I have found in my practice that just putting the custom orthotics in the patient's shoes often will allow the body to balance out so well that further heel lift correction is not necessary. When I need to use a lift, I have rarely gone past a 3 mm.

From a practice standpoint, it is very important to be able to confidently determine if someone truly has a short leg due to anatomy or functionality. Using a heel lift as a shotgun approach to every patient with a short leg can create disastrous effects on the body.
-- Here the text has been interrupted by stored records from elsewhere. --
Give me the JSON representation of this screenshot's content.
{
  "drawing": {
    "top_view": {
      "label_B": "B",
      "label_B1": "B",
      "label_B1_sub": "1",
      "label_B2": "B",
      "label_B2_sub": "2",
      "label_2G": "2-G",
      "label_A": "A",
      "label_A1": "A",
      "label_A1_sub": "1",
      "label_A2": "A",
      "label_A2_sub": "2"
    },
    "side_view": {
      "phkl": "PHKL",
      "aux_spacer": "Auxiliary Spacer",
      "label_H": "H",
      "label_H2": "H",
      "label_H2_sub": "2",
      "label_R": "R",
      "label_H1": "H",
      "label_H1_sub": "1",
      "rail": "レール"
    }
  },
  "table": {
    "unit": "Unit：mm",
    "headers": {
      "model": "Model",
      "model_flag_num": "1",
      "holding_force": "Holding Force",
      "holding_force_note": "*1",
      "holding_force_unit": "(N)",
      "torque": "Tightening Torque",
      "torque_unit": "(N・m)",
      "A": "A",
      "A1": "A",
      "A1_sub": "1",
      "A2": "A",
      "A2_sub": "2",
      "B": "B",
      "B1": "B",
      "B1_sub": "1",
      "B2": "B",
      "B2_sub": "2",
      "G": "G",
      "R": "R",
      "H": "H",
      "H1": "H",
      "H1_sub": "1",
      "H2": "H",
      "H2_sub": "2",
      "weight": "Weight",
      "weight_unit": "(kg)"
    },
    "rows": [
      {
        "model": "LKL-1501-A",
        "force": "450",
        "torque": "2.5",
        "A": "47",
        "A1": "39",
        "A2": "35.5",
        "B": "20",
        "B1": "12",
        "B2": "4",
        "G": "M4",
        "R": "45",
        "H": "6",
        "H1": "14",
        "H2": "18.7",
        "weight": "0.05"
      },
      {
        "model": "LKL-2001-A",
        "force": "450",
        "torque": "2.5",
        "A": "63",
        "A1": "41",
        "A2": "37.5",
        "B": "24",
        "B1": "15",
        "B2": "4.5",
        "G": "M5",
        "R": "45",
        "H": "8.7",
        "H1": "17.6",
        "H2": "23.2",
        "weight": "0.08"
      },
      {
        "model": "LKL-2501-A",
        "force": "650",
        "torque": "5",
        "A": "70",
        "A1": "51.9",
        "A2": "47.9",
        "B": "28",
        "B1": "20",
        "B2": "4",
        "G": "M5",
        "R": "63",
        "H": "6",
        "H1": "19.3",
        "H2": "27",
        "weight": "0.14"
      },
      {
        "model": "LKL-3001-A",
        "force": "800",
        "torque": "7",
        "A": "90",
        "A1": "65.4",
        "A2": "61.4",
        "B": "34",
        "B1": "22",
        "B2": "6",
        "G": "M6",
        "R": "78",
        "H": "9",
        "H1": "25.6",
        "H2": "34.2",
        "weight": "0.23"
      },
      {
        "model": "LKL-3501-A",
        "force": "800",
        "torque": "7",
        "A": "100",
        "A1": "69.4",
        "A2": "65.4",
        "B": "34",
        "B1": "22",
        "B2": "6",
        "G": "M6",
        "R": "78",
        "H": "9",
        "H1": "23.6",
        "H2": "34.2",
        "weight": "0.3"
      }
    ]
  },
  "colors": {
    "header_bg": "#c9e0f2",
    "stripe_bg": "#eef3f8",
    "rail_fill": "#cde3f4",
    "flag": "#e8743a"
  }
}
Please take the information in this article to heart and use it. You can really change someone's life simply by removing the heel lift when they don't need it. But you need to make sure you are correct in doing so. Practice and knowledge will build your confidence.

References

  1. Friberg O. Clinical symptoms and biomechanics of lumbar spine and hip joint in leg length inequality. Spine, 1983;8(6):643-651.
  2. Subotnick SI. Limb length discrepancies of the lower extremity; the short leg syndrome. J Orthop Sports Phys Ther, 1981;3:11-16.
  3. Woerman AL, Binder-MacLeod SA. Leg length discrepancy assessment: accuracy and precision in five clinical methods of evaluation. J Orthop Sports Phys Ther,1984;5:230-238.
  4. Cooperstein R, Rhodes W, Bishop P. The relationship between pelvic torsion and anatomical leg length inequality: a review of the literature. J Chiro Med, 2010;9:95-97.
  5. Yochum TR. "The Short Leg." (revised edition). Practical Res Study, 2003;4(5):4.
  6. Rothbart BA, Estabrook L. Excessive pronation: a major biomechanical determinant in the development of chondromalacia and pelvic lists. J Manip Physiol Therapeutics,1988;11:373-379.